Lab Notebook 4
Questions 1-5
- How does this change the word cloud, and what are these changes telling you?
- Removing the auto-detected stopwords allows common prepositions and articles to populate the word cloud. This includes words such as “and”, “the”, and so on. These words are commonly used in the English language but are, generally, non-substantive. Put differently, these words do not give us relevant information related to the discussion of the humanities in news documents.
- Why is relative frequency sometimes a more useful or accurate measure of a term’s importance than raw frequency?
- Relative frequency can be useful in helping isolate substantial terms that appear in rapid succession within documents. In Voyant’s case, it determines the relative frequency of words through a specific terms repetition per one million words. Looking at the WE1S Humanities dataset, we can determine that the term with the highest relative frequency is “mcas”. We will explore the specifics of this word in the following question. As to the difference between relative and raw frequency: raw frequency tells us the number of times that a word is repeated throughout all of the documents fed into Voyant, whereas relative frequency isolates the terms that are used most often in relatively tight successions (per million).
- What is this document? And, more importantly, what have you learned about the term “mcas” in our corpus overall, and/or the utility or value of “significance” metrics like TF-IDF?
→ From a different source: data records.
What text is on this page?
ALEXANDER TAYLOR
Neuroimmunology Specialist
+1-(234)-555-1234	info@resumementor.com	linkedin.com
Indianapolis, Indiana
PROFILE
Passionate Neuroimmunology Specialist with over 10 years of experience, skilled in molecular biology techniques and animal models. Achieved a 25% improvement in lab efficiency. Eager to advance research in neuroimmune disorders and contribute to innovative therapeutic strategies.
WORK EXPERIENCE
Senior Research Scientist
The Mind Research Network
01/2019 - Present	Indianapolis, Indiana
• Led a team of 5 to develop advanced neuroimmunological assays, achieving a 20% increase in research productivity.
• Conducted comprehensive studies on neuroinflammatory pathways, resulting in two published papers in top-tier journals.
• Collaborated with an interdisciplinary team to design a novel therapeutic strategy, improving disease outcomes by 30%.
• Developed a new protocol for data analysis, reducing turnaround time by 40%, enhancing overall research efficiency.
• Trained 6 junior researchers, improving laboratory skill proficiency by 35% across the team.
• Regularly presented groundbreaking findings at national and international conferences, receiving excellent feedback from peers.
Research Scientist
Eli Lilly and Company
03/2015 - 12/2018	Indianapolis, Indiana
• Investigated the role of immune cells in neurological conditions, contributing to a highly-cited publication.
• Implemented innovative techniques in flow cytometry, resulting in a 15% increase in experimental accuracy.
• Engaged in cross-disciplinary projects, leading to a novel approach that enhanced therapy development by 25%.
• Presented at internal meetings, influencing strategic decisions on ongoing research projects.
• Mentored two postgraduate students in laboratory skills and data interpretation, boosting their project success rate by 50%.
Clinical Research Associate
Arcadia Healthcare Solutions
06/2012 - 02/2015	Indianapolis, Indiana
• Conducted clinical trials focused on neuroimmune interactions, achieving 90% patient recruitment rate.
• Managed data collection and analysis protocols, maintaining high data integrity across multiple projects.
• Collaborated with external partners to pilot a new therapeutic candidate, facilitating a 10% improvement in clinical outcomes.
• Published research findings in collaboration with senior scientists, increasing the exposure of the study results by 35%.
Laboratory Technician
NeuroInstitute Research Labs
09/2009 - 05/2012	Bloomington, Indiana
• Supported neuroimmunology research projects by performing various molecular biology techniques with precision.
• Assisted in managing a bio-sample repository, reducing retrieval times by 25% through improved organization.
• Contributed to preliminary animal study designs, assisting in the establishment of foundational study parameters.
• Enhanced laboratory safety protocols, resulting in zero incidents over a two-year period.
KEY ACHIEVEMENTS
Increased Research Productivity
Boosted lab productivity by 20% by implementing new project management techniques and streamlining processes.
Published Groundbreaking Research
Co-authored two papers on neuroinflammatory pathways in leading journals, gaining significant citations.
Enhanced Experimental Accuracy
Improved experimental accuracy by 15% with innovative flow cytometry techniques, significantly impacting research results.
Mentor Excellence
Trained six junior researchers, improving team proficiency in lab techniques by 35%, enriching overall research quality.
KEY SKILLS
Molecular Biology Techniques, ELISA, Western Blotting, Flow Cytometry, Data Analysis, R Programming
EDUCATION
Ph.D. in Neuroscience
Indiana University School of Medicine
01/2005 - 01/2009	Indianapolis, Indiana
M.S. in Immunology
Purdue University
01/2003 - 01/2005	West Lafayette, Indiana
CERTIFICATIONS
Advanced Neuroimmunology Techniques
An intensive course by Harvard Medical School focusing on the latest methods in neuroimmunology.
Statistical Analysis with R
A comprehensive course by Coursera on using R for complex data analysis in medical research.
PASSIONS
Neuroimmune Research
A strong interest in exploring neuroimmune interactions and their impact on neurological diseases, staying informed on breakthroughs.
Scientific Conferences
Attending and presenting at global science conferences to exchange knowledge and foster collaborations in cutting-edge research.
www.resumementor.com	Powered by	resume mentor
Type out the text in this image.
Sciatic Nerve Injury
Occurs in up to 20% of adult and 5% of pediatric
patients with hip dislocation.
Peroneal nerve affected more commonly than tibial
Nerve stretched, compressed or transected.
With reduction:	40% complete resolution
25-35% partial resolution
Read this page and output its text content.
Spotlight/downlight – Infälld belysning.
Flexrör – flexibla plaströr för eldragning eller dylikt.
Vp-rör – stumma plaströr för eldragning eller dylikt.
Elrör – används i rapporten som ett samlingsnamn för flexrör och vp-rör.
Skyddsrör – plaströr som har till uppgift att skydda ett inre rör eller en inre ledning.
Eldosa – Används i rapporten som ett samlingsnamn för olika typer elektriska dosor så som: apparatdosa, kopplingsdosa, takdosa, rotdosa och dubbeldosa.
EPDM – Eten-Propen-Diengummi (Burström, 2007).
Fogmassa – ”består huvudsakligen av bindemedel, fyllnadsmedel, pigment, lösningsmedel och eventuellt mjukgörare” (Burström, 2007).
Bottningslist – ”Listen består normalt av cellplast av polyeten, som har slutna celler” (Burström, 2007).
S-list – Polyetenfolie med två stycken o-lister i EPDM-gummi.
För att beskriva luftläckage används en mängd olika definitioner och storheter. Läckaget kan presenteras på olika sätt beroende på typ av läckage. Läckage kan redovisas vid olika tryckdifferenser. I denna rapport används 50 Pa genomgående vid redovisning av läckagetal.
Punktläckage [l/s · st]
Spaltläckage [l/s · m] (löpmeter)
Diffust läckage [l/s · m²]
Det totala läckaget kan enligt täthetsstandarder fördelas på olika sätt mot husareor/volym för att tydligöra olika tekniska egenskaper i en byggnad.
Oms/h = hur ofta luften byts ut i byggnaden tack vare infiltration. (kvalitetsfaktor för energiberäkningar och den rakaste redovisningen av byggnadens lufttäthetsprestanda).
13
- “MCAS” appears in document 442. Document 442 is a grievance letter directed to the board of the Morrissey College of Arts and Sciences over the termination of the school’s honors program. The document contains signees at the bottom of the letter. Each signees space appears to begin with the student or faculty members name followed by the acronym for the school (MCAS) and concluding, possibly, with their year of graduation. “MCAS” is, within the scope of the overall corpus, non-essential information as it appears only once in the entirety of the dataset. Due to its rapid repetition within this one document, the TF-IDF significance score for “mcas” is artificially heightened in the corpus overall. TF-IDF scores should be carefully scrutinized to determine the legitimacy of the score and the context in which the term appears. There is a legitimate value in being able to determine the relative frequency of appearance of particular words, but cases such as “mcas” require careful attention to the context of a term’s appearance.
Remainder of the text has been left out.